Eosinophilic bronchitis (EB) is a common cause of chronic cough. Although EB shares many immunopathologic features with asthma, it does not show airway hyperresponsiveness or reversible airway obstruction by spirometry.


Compared to healthy children without pulmonary disease, we hypothesized that EB patients would demonstrate abnormal pulmonary function and inflammation with impulse oscillometry (IOS) and fractional exhaled nitric oxide (FeNO), which are more sensitive tests of these parameters than spirometry.


A total of 232 children with asthma, 109 with EB, and 115 control subjects were enrolled. We compared pulmonary function parameters and FeNO levels among the three groups. Additionally, we designated a screening cutoff value of FeNO combined with IOS parameters to distinguish EB from the control group, and identify which children with EB have more asthmatic characteristics.

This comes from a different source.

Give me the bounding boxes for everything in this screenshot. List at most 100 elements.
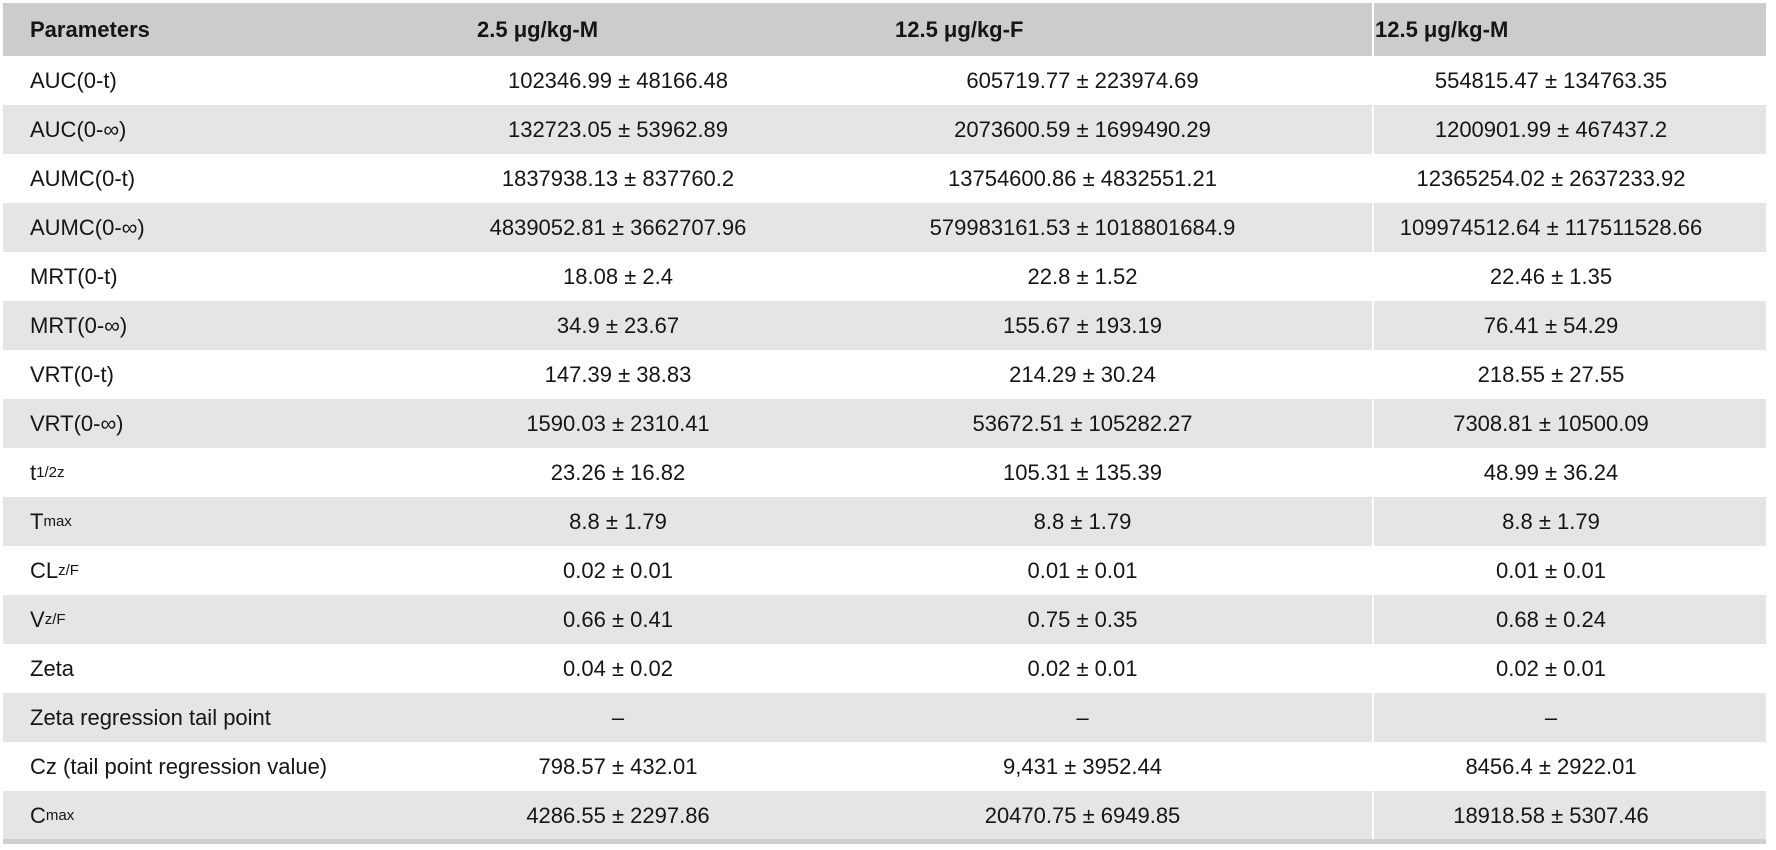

By IOS, the bronchodilator response of the EB and asthma groups increased significantly compared to controls for both reactance at 5 Hz (Δ X5) and reactance area (Δ AX) (P< 0.0001). Cutoff values to distinguish EB from controls were a Δ X5 of −20% (sensitivity, 77.5%; specificity, 49.6%), and Δ AX of −30% (sensitivity, 75.0%; specificity, 46.0%), when the FeNO is 20 ppb.


Reversible airway obstruction in IOS and elevated FeNO levels can be detected in children with EB. This would support that EB in children shows airway characteristics similar to those of asthma, and that a continuum exists between asthma and EB.